ECLI:NL:RBROT:2020:12142

Rechtbank Rotterdam

Datum uitspraak
27 oktober 2020
Publicatiedatum
25 december 2020
Zaaknummer
10/177273-20 / TUL VV: 10/681265-17
Instantie
Rechtbank Rotterdam
Type
Uitspraak
Rechtsgebied
Strafrecht
Procedures
  • Eerste aanleg - meervoudig
Vindplaatsen
  • Rechtspraak.nl
AI samenvatting door LexboostAutomatisch gegenereerd

Veroordeling tot gevangenisstraf voor poging tot zware mishandeling met een mes

Op 27 oktober 2020 heeft de Rechtbank Rotterdam uitspraak gedaan in de zaak tegen de verdachte, die op 6 juli 2020 in Dordrecht een poging tot zware mishandeling heeft gepleegd. De verdachte heeft tijdens een conflict met een medewerker van een winkel met een mes stekende bewegingen gemaakt in de richting van het bovenlichaam van het slachtoffer. De rechtbank heeft vastgesteld dat de verdachte, ondanks zijn verweer dat hij een kapotte kledinghanger in plaats van een mes gebruikte, wettig en overtuigend schuldig is bevonden aan de poging tot zware mishandeling. De rechtbank heeft de verklaring van de aangever en camerabeelden als bewijs gebruikt, waaruit blijkt dat de verdachte daadwerkelijk een mes in zijn hand had en daarmee meerdere stekende bewegingen heeft gemaakt.

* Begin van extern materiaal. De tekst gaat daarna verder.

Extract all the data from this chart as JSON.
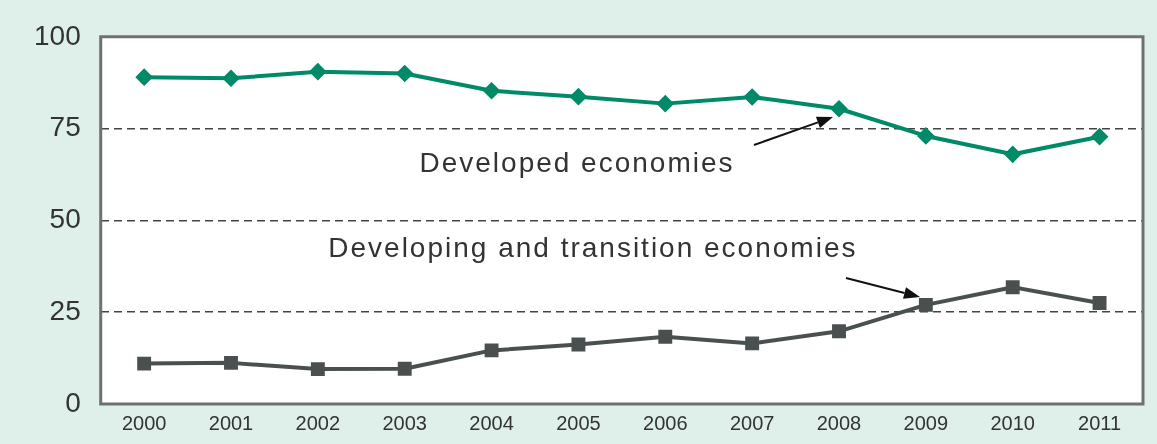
{
  "chart_data": {
    "type": "line",
    "categories": [
      "2000",
      "2001",
      "2002",
      "2003",
      "2004",
      "2005",
      "2006",
      "2007",
      "2008",
      "2009",
      "2010",
      "2011"
    ],
    "series": [
      {
        "color": "#008a68",
        "marker": "diamond",
        "values": [
          89,
          88.7,
          90.5,
          90,
          85.3,
          83.7,
          81.8,
          83.6,
          80.4,
          73,
          68,
          72.8
        ]
      },
      {
        "color": "#4a5050",
        "marker": "square",
        "values": [
          11,
          11.2,
          9.5,
          9.6,
          14.6,
          16.2,
          18.3,
          16.5,
          19.8,
          27,
          31.8,
          27.5
        ]
      }
    ],
    "ylim": [
      0,
      100
    ],
    "yticks": [
      0,
      25,
      50,
      75,
      100
    ],
    "grid": "y",
    "legend": false,
    "annotations": [
      "Developed economies",
      "Developing and transition economies"
    ]
  }
}
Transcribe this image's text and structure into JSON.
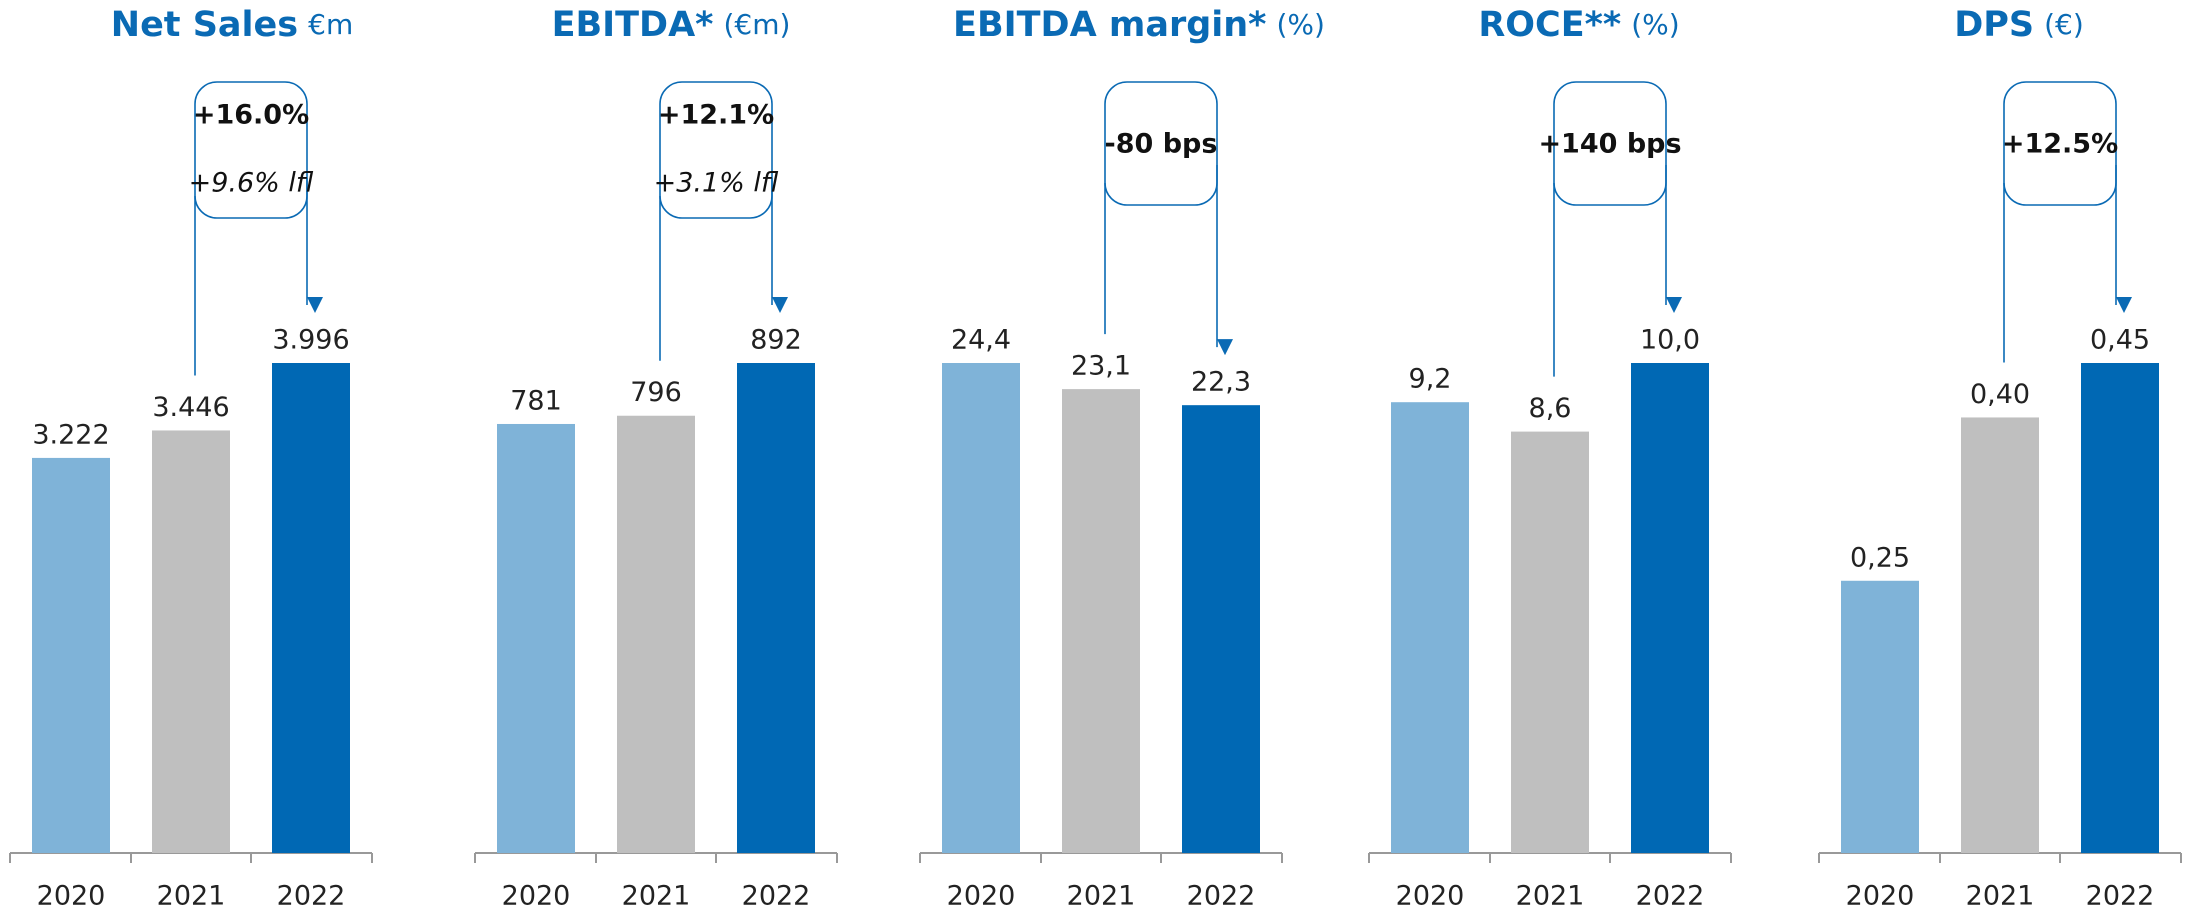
{
  "chart_data": [
    {
      "type": "bar",
      "title": "Net Sales",
      "unit": "€m",
      "categories": [
        "2020",
        "2021",
        "2022"
      ],
      "values": [
        3222,
        3446,
        3996
      ],
      "value_labels": [
        "3.222",
        "3.446",
        "3.996"
      ],
      "colors": [
        "#7fb3d8",
        "#bfbfbf",
        "#0068b4"
      ],
      "annotations": [
        "+16.0%",
        "+9.6% lfl"
      ]
    },
    {
      "type": "bar",
      "title": "EBITDA*",
      "unit": "(€m)",
      "categories": [
        "2020",
        "2021",
        "2022"
      ],
      "values": [
        781,
        796,
        892
      ],
      "colors": [
        "#7fb3d8",
        "#bfbfbf",
        "#0068b4"
      ],
      "annotations": [
        "+12.1%",
        "+3.1% lfl"
      ]
    },
    {
      "type": "bar",
      "title": "EBITDA margin*",
      "unit": "(%)",
      "categories": [
        "2020",
        "2021",
        "2022"
      ],
      "values": [
        24.4,
        23.1,
        22.3
      ],
      "value_labels": [
        "24,4",
        "23,1",
        "22,3"
      ],
      "colors": [
        "#7fb3d8",
        "#bfbfbf",
        "#0068b4"
      ],
      "annotations": [
        "-80 bps"
      ]
    },
    {
      "type": "bar",
      "title": "ROCE**",
      "unit": "(%)",
      "categories": [
        "2020",
        "2021",
        "2022"
      ],
      "values": [
        9.2,
        8.6,
        10.0
      ],
      "value_labels": [
        "9,2",
        "8,6",
        "10,0"
      ],
      "colors": [
        "#7fb3d8",
        "#bfbfbf",
        "#0068b4"
      ],
      "annotations": [
        "+140 bps"
      ]
    },
    {
      "type": "bar",
      "title": "DPS",
      "unit": "(€)",
      "categories": [
        "2020",
        "2021",
        "2022"
      ],
      "values": [
        0.25,
        0.4,
        0.45
      ],
      "value_labels": [
        "0,25",
        "0,40",
        "0,45"
      ],
      "colors": [
        "#7fb3d8",
        "#bfbfbf",
        "#0068b4"
      ],
      "annotations": [
        "+12.5%"
      ]
    }
  ]
}
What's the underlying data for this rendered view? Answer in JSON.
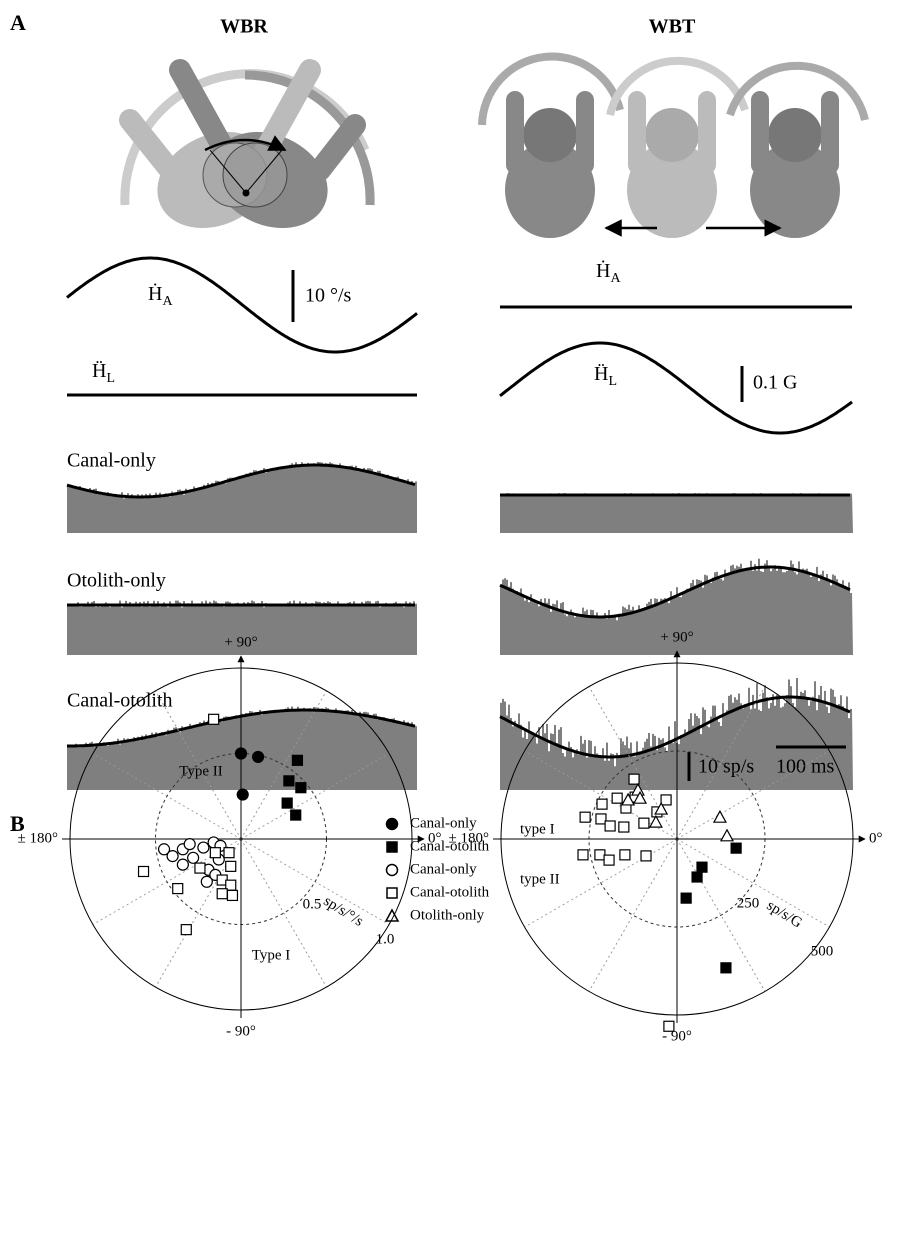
{
  "panel_a": {
    "label": "A",
    "wbr": {
      "title": "WBR",
      "velocity_trace": {
        "symbol": "Ḣ",
        "subscript": "A"
      },
      "velocity_scale": "10 °/s",
      "accel_trace": {
        "symbol": "Ḧ",
        "subscript": "L"
      }
    },
    "wbt": {
      "title": "WBT",
      "velocity_trace": {
        "symbol": "Ḣ",
        "subscript": "A"
      },
      "accel_trace": {
        "symbol": "Ḧ",
        "subscript": "L"
      },
      "accel_scale": "0.1 G"
    },
    "rows": [
      "Canal-only",
      "Otolith-only",
      "Canal-otolith"
    ],
    "rate_scale": "10 sp/s",
    "time_scale": "100 ms"
  },
  "panel_b": {
    "label": "B",
    "legend": [
      {
        "name": "Canal-only",
        "marker": "filled-circle"
      },
      {
        "name": "Canal-otolith",
        "marker": "filled-square"
      },
      {
        "name": "Canal-only",
        "marker": "open-circle"
      },
      {
        "name": "Canal-otolith",
        "marker": "open-square"
      },
      {
        "name": "Otolith-only",
        "marker": "open-triangle"
      }
    ],
    "type_labels": [
      "type I",
      "type II"
    ],
    "plots": [
      {
        "angle_labels": {
          "top": "+ 90°",
          "left": "± 180°",
          "right": "0°",
          "bottom": "- 90°"
        },
        "region_labels": [
          "Type II",
          "Type I"
        ],
        "rings": [
          0.5,
          {
            "value": 1,
            "label": "1.0"
          }
        ],
        "unit": "sp/s/°/s",
        "series": [
          {
            "points": [
              [
                0,
                0.5
              ],
              [
                0.1,
                0.48
              ],
              [
                0.01,
                0.26
              ]
            ]
          },
          {
            "points": [
              [
                0.33,
                0.46
              ],
              [
                0.28,
                0.34
              ],
              [
                0.35,
                0.3
              ],
              [
                0.27,
                0.21
              ],
              [
                0.32,
                0.14
              ]
            ]
          },
          {
            "points": [
              [
                -0.45,
                -0.06
              ],
              [
                -0.4,
                -0.1
              ],
              [
                -0.34,
                -0.06
              ],
              [
                -0.3,
                -0.03
              ],
              [
                -0.22,
                -0.05
              ],
              [
                -0.16,
                -0.02
              ],
              [
                -0.12,
                -0.04
              ],
              [
                -0.13,
                -0.12
              ],
              [
                -0.28,
                -0.11
              ],
              [
                -0.34,
                -0.15
              ],
              [
                -0.19,
                -0.18
              ],
              [
                -0.15,
                -0.21
              ],
              [
                -0.2,
                -0.25
              ]
            ]
          },
          {
            "points": [
              [
                -0.16,
                0.7
              ],
              [
                -0.57,
                -0.19
              ],
              [
                -0.37,
                -0.29
              ],
              [
                -0.32,
                -0.53
              ],
              [
                -0.07,
                -0.08
              ],
              [
                -0.06,
                -0.16
              ],
              [
                -0.11,
                -0.24
              ],
              [
                -0.06,
                -0.27
              ],
              [
                -0.05,
                -0.33
              ],
              [
                -0.11,
                -0.32
              ],
              [
                -0.15,
                -0.08
              ],
              [
                -0.24,
                -0.17
              ]
            ]
          },
          {
            "points": []
          }
        ]
      },
      {
        "angle_labels": {
          "top": "+ 90°",
          "left": "± 180°",
          "right": "0°",
          "bottom": "- 90°"
        },
        "rings": [
          250,
          500
        ],
        "unit": "sp/s/G",
        "series": [
          {
            "points": []
          },
          {
            "points": [
              [
                168,
                -26
              ],
              [
                71,
                -80
              ],
              [
                57,
                -108
              ],
              [
                26,
                -168
              ],
              [
                139,
                -366
              ]
            ]
          },
          {
            "points": []
          },
          {
            "points": [
              [
                -122,
                170
              ],
              [
                -261,
                62
              ],
              [
                -213,
                99
              ],
              [
                -170,
                116
              ],
              [
                -119,
                119
              ],
              [
                -145,
                88
              ],
              [
                -216,
                57
              ],
              [
                -190,
                37
              ],
              [
                -151,
                34
              ],
              [
                -94,
                45
              ],
              [
                -57,
                77
              ],
              [
                -31,
                111
              ],
              [
                -267,
                -45
              ],
              [
                -219,
                -45
              ],
              [
                -193,
                -60
              ],
              [
                -148,
                -45
              ],
              [
                -88,
                -48
              ],
              [
                -23,
                -532
              ]
            ]
          },
          {
            "points": [
              [
                -111,
                139
              ],
              [
                -139,
                111
              ],
              [
                -105,
                116
              ],
              [
                -45,
                85
              ],
              [
                -60,
                48
              ],
              [
                122,
                62
              ],
              [
                142,
                9
              ]
            ]
          }
        ]
      }
    ]
  }
}
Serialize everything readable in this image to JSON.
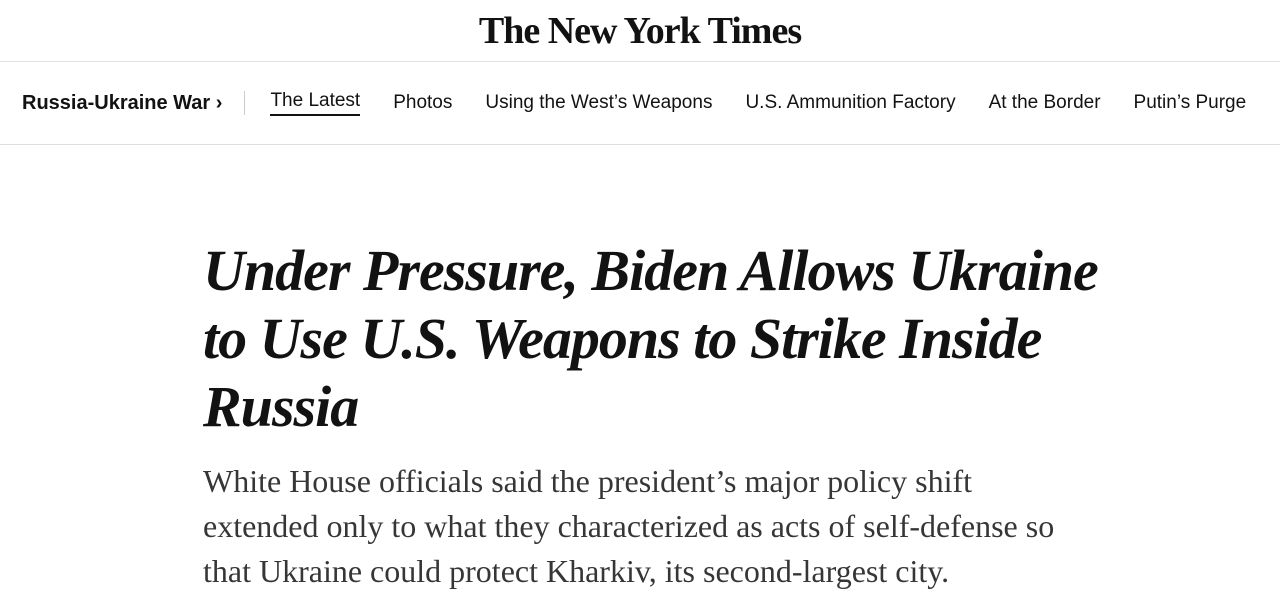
{
  "header": {
    "logo": "The New York Times"
  },
  "nav": {
    "section": "Russia-Ukraine War ›",
    "links": [
      "The Latest",
      "Photos",
      "Using the West’s Weapons",
      "U.S. Ammunition Factory",
      "At the Border",
      "Putin’s Purge"
    ]
  },
  "article": {
    "headline": "Under Pressure, Biden Allows Ukraine to Use U.S. Weapons to Strike Inside Russia",
    "summary": "White House officials said the president’s major policy shift extended only to what they characterized as acts of self-defense so that Ukraine could protect Kharkiv, its second-largest city."
  }
}
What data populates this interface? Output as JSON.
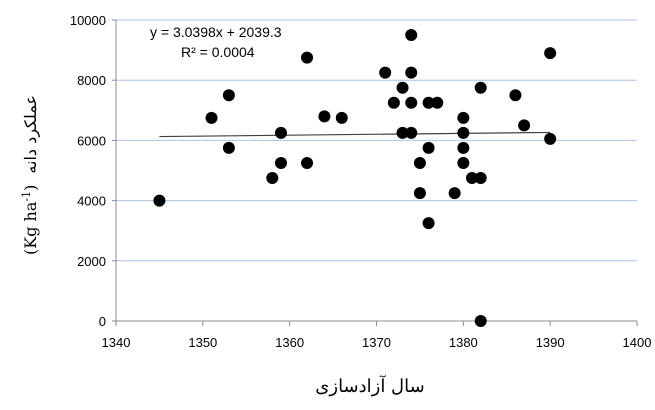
{
  "chart_data": {
    "type": "scatter",
    "xlabel": "سال آزادسازی",
    "ylabel_text": "عملکرد دانه",
    "ylabel_unit_base": "(Kg ha",
    "ylabel_unit_exp": "-1",
    "ylabel_unit_close": ")",
    "xlim": [
      1340,
      1400
    ],
    "ylim": [
      0,
      10000
    ],
    "xticks": [
      "1340",
      "1350",
      "1360",
      "1370",
      "1380",
      "1390",
      "1400"
    ],
    "yticks": [
      "0",
      "2000",
      "4000",
      "6000",
      "8000",
      "10000"
    ],
    "grid": "horizontal",
    "point_color": "#000000",
    "grid_color": "#a9c4e8",
    "axis_color": "#8c8c8c",
    "trendline": {
      "slope": 3.0398,
      "intercept": 2039.3,
      "x_range": [
        1345,
        1390
      ],
      "equation_label": "y = 3.0398x + 2039.3",
      "r2_label": "R² = 0.0004"
    },
    "points": [
      {
        "x": 1345,
        "y": 4000
      },
      {
        "x": 1351,
        "y": 6750
      },
      {
        "x": 1353,
        "y": 7500
      },
      {
        "x": 1353,
        "y": 5750
      },
      {
        "x": 1358,
        "y": 4750
      },
      {
        "x": 1359,
        "y": 6250
      },
      {
        "x": 1359,
        "y": 5250
      },
      {
        "x": 1362,
        "y": 8750
      },
      {
        "x": 1362,
        "y": 5250
      },
      {
        "x": 1364,
        "y": 6800
      },
      {
        "x": 1366,
        "y": 6750
      },
      {
        "x": 1371,
        "y": 8250
      },
      {
        "x": 1372,
        "y": 7250
      },
      {
        "x": 1373,
        "y": 7750
      },
      {
        "x": 1373,
        "y": 6250
      },
      {
        "x": 1374,
        "y": 9500
      },
      {
        "x": 1374,
        "y": 8250
      },
      {
        "x": 1374,
        "y": 7250
      },
      {
        "x": 1374,
        "y": 6250
      },
      {
        "x": 1375,
        "y": 5250
      },
      {
        "x": 1375,
        "y": 4250
      },
      {
        "x": 1376,
        "y": 7250
      },
      {
        "x": 1376,
        "y": 5750
      },
      {
        "x": 1376,
        "y": 3250
      },
      {
        "x": 1377,
        "y": 7250
      },
      {
        "x": 1379,
        "y": 4250
      },
      {
        "x": 1380,
        "y": 6750
      },
      {
        "x": 1380,
        "y": 6250
      },
      {
        "x": 1380,
        "y": 5750
      },
      {
        "x": 1380,
        "y": 5250
      },
      {
        "x": 1381,
        "y": 4750
      },
      {
        "x": 1382,
        "y": 7750
      },
      {
        "x": 1382,
        "y": 4750
      },
      {
        "x": 1382,
        "y": 0
      },
      {
        "x": 1386,
        "y": 7500
      },
      {
        "x": 1387,
        "y": 6500
      },
      {
        "x": 1390,
        "y": 8900
      },
      {
        "x": 1390,
        "y": 6050
      }
    ]
  }
}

De rechtbank heeft de verdachte veroordeeld tot een gevangenisstraf van zes maanden, met aftrek van voorarrest. Daarnaast is de tenuitvoerlegging gelast van een eerder voorwaardelijk opgelegde straf van zes maanden, die was opgelegd in een eerdere zaak. De rechtbank heeft bij de strafoplegging rekening gehouden met de ernst van het feit, de persoonlijke omstandigheden van de verdachte, en het feit dat hij eerder is veroordeeld voor soortgelijke strafbare feiten. De verdachte heeft geen blijk gegeven van inzicht in zijn handelen en heeft zich niet gehouden aan de voorwaarden die aan eerdere straffen waren verbonden. De rechtbank heeft geconcludeerd dat er geen mogelijkheden zijn voor bijzondere voorwaarden, gezien het risico op recidive en het gebrek aan medewerking van de verdachte aan reclassering.

Uitspraak

Rechtbank Rotterdam

Team straf 3
Parketnummer: 10/177273-20
Parketnummer vordering TUL VV: 10/681265-17
Datum uitspraak: 27 oktober 2020
Tegenspraak
Vonnis van de rechtbank Rotterdam, meervoudige kamer voor strafzaken, in de zaak tegen de verdachte:
[naam verdachte],
geboren te [geboorteplaats verdachte] op [geboortedatum verdachte] ,
ingeschreven in de basisregistratie personen op het adres:
[adres verdachte] , [postcode verdachte] te [woonplaats verdachte] ,
ten tijde van het onderzoek op de terechtzitting preventief gedetineerd in de Penitentiaire Inrichting Rotterdam, locatie Hoogvliet,
raadsvrouw mr. R. van den Hemel, advocaat te Dordrecht.

1..Onderzoek op de terechtzitting

Gelet is op het onderzoek op de terechtzitting van 13 oktober 2020.

2..Tenlastelegging

Aan de verdachte is ten laste gelegd hetgeen is vermeld in de dagvaarding, zoals deze op de terechtzitting overeenkomstig de vordering van de officier van justitie is gewijzigd.
De tekst van de gewijzigde tenlastelegging is als bijlage I aan dit vonnis gehecht.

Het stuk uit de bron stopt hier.